Augusta, 6 aprile
Avrebbe dovuto essere un pezzo sul Par 3 Contest del mercoledì pomeriggio, invece una serie di coincidenze, mi hanno fatto cambiare i programmi, nella speranza che il mio direttore non se la prenda a male.
In questo articolo vi voglio spiegare la cronologia degli eventi che mi ha aiutato a capire ulteriormente il ruolo di quello che per i più ignoranti (coloro che ignorano) può sembrare un semplice portaborse.
Allontanandomi dal clima di festa e divertimento del Par 3 Contest, di cui molti sottovalutano l’importanza psicologia che ha per i giocatori, in quanto gli permette di staccare la spina prima del grande evento e ricaricarsi in un clima di allegria con la propria famiglia, mi sono imbattuto in una trentina di caddie. Questo gruppetto, vestito con la tradizionale tuta bianca, passeggiava annotando distanze, compattezza dei fairway e dei green, pendenze e rimbalzi.

Questo perché il campo dell’Augusta National è uno di quei percorsi che muta ora dopo ora, minuto dopo minuto. Per quesa ragione il caddie, oltre ad essere l’effetto placebo per molti giocatori, ha anche la funzione di tramutarsi nel saggio grillo parlante, mostrando le cose da un’altra prospettiva.

Tutto questo mio osservare è avvenuto mentre, seduto sulla tribuna della 15, leggevo una rivista di golf dedicata al Masters.
A colpirmi un articolo in cui uno dei preziosi consiglieri di bianco vestiti in incognito raccontava della sua carriera e di come una “Green Jacket” avrebbe potuto cambiare per sempre la vita del suo giocatore e, con molte probabilità, anche la sua.

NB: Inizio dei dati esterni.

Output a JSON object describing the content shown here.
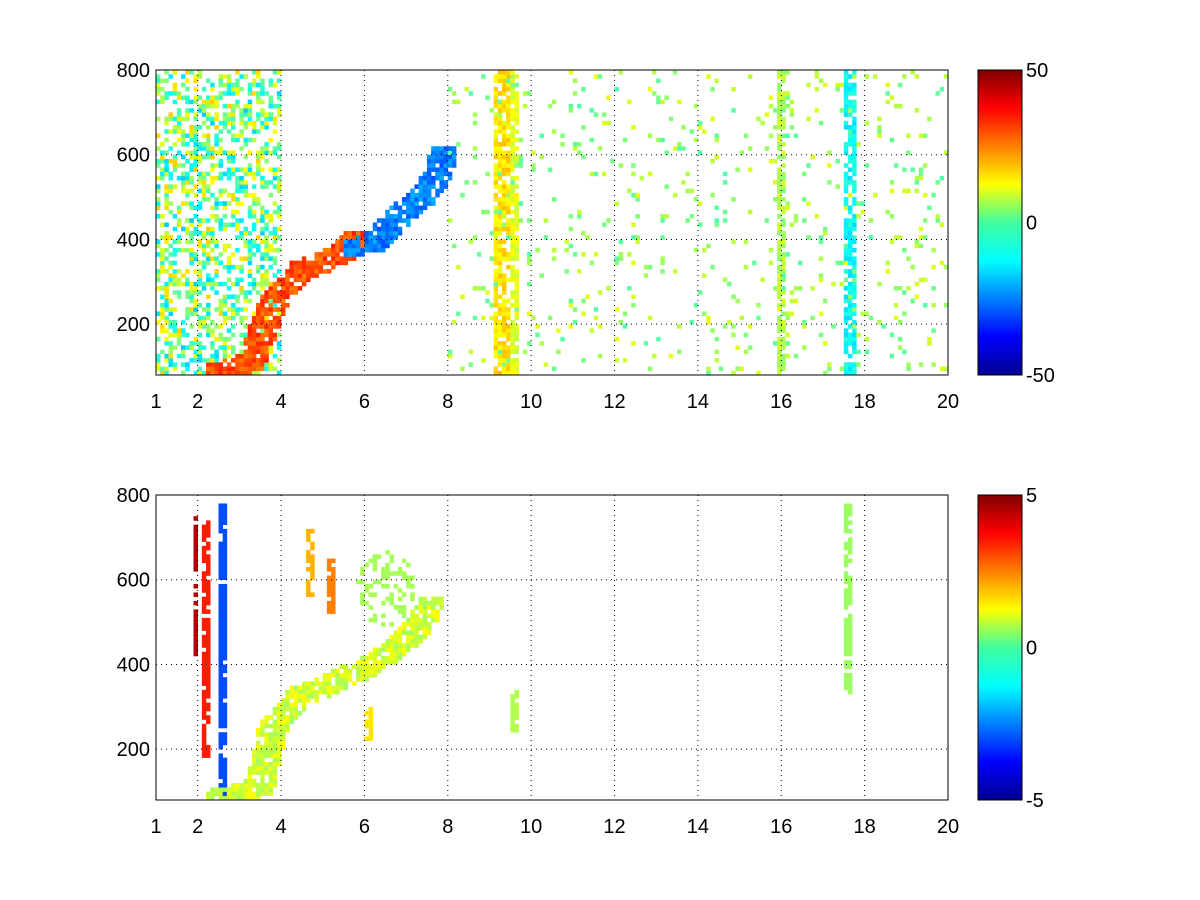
{
  "chart_data": [
    {
      "type": "heatmap",
      "title": "",
      "xlabel": "",
      "ylabel": "",
      "xlim": [
        1,
        20
      ],
      "ylim": [
        80,
        800
      ],
      "xticks": [
        "1",
        "2",
        "4",
        "6",
        "8",
        "10",
        "12",
        "14",
        "16",
        "18",
        "20"
      ],
      "xtick_values": [
        1,
        2,
        4,
        6,
        8,
        10,
        12,
        14,
        16,
        18,
        20
      ],
      "yticks": [
        "200",
        "400",
        "600",
        "800"
      ],
      "ytick_values": [
        200,
        400,
        600,
        800
      ],
      "grid": true,
      "colormap": "jet",
      "clim": [
        -50,
        50
      ],
      "colorbar_ticks": [
        "-50",
        "0",
        "50"
      ],
      "colorbar_tick_values": [
        -50,
        0,
        50
      ],
      "features": [
        {
          "kind": "dense-noise",
          "x": [
            1,
            4
          ],
          "y": [
            80,
            800
          ],
          "value": 0
        },
        {
          "kind": "track",
          "points": [
            [
              2.5,
              90
            ],
            [
              3.3,
              110
            ],
            [
              3.8,
              250
            ],
            [
              4.5,
              330
            ],
            [
              5.0,
              345
            ],
            [
              5.5,
              370
            ],
            [
              5.8,
              400
            ]
          ],
          "value": 30
        },
        {
          "kind": "track",
          "points": [
            [
              5.8,
              380
            ],
            [
              6.2,
              390
            ],
            [
              6.6,
              430
            ],
            [
              7.0,
              470
            ],
            [
              7.4,
              500
            ],
            [
              7.7,
              540
            ],
            [
              7.9,
              600
            ]
          ],
          "value": -25
        },
        {
          "kind": "stripe",
          "x": 9.3,
          "width": 0.3,
          "value": 15
        },
        {
          "kind": "stripe",
          "x": 9.6,
          "width": 0.15,
          "value": 10
        },
        {
          "kind": "stripe",
          "x": 16.0,
          "width": 0.15,
          "value": 5
        },
        {
          "kind": "stripe",
          "x": 17.65,
          "width": 0.2,
          "value": -12
        },
        {
          "kind": "sparse-noise",
          "x": [
            8,
            20
          ],
          "y": [
            80,
            800
          ],
          "value": 3
        }
      ]
    },
    {
      "type": "heatmap",
      "title": "",
      "xlabel": "",
      "ylabel": "",
      "xlim": [
        1,
        20
      ],
      "ylim": [
        80,
        800
      ],
      "xticks": [
        "1",
        "2",
        "4",
        "6",
        "8",
        "10",
        "12",
        "14",
        "16",
        "18",
        "20"
      ],
      "xtick_values": [
        1,
        2,
        4,
        6,
        8,
        10,
        12,
        14,
        16,
        18,
        20
      ],
      "yticks": [
        "200",
        "400",
        "600",
        "800"
      ],
      "ytick_values": [
        200,
        400,
        600,
        800
      ],
      "grid": true,
      "colormap": "jet",
      "clim": [
        -5,
        5
      ],
      "colorbar_ticks": [
        "-5",
        "0",
        "5"
      ],
      "colorbar_tick_values": [
        -5,
        0,
        5
      ],
      "features": [
        {
          "kind": "vline",
          "x": 1.95,
          "y": [
            420,
            760
          ],
          "value": 4.5
        },
        {
          "kind": "vline",
          "x": 2.2,
          "y": [
            180,
            740
          ],
          "value": 3.5
        },
        {
          "kind": "vline",
          "x": 2.6,
          "y": [
            90,
            780
          ],
          "value": -3
        },
        {
          "kind": "track",
          "points": [
            [
              2.5,
              85
            ],
            [
              3.0,
              95
            ],
            [
              3.5,
              110
            ],
            [
              3.8,
              250
            ],
            [
              4.5,
              330
            ],
            [
              5.0,
              345
            ],
            [
              5.5,
              370
            ],
            [
              6.0,
              390
            ],
            [
              6.5,
              420
            ],
            [
              7.0,
              460
            ],
            [
              7.3,
              490
            ],
            [
              7.6,
              540
            ]
          ],
          "value": 0.8
        },
        {
          "kind": "blob",
          "x": 6.5,
          "y": 580,
          "rx": 0.7,
          "ry": 90,
          "value": 0.4
        },
        {
          "kind": "vline",
          "x": 9.6,
          "y": [
            230,
            340
          ],
          "value": 0.5
        },
        {
          "kind": "vline",
          "x": 17.6,
          "y": [
            330,
            780
          ],
          "value": 0.3
        },
        {
          "kind": "vline",
          "x": 4.7,
          "y": [
            560,
            720
          ],
          "value": 2
        },
        {
          "kind": "vline",
          "x": 5.2,
          "y": [
            520,
            650
          ],
          "value": 2.5
        },
        {
          "kind": "vline",
          "x": 6.1,
          "y": [
            220,
            300
          ],
          "value": 1.5
        }
      ]
    }
  ]
}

Mentre leggevo le parole di questo caddie sotto copertura, cercavo di capire chi fosse il famoso professionista.
Quattro pagine in cui parla del rapporto tra lui e il suo giocatore, reo di non essere  troppo espansivo e gioviale, ma ciò non ha impedito di ritrovarsi a poche buche dalla fine a rischiare  di vincere all’Augusta National.
Dalle sue parole traspariva tutta l’ammirazione, la passione e il coinvolgimento di tanti anni vissuti insieme. Dall’altra, si potrebbe pensare che il lavoro del caddie non sia duraturo e solido e pregiudichi la vita privata, in quanto costantemente impegnato sui fairway in giro per il mondo.

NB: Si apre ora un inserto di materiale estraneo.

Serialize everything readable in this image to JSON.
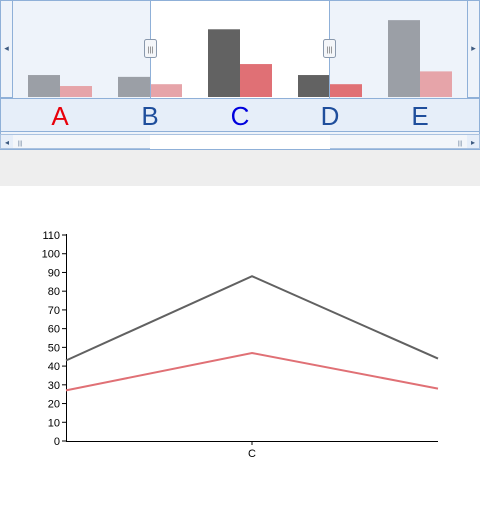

Purtroppo la vittoria non arrivò e di conseguenza nemmeno quella serie di eventi positivi per essersi aggiudicati il primo major della stagione. Il misterioso giocatore smise poco dopo, passando al ruolo di telecronista, mentre l’undercover caddie continua imperterrito il suo lavoro di grillo parlante.
A chiudere queste considerazioni sulla figura di colui che non si limita ad accollarsi il peso della sacca per 18 buche, voglio riportare una frase detta da Guido Migliozzi durante la diretta Instagram di Golf & Turismo di ieri. Alla mia domanda su quanto ci avesse pensato a quel famoso e spettacolare secondo colpo della 18 a Parigi all’Open di Francia dello scorso anno (da cui è uscito vincitore) ha risposto più volte facendo riferimento a un “noi”.
Questo è il rapporto di totale condivisione tra un caddie e il suo giocatore.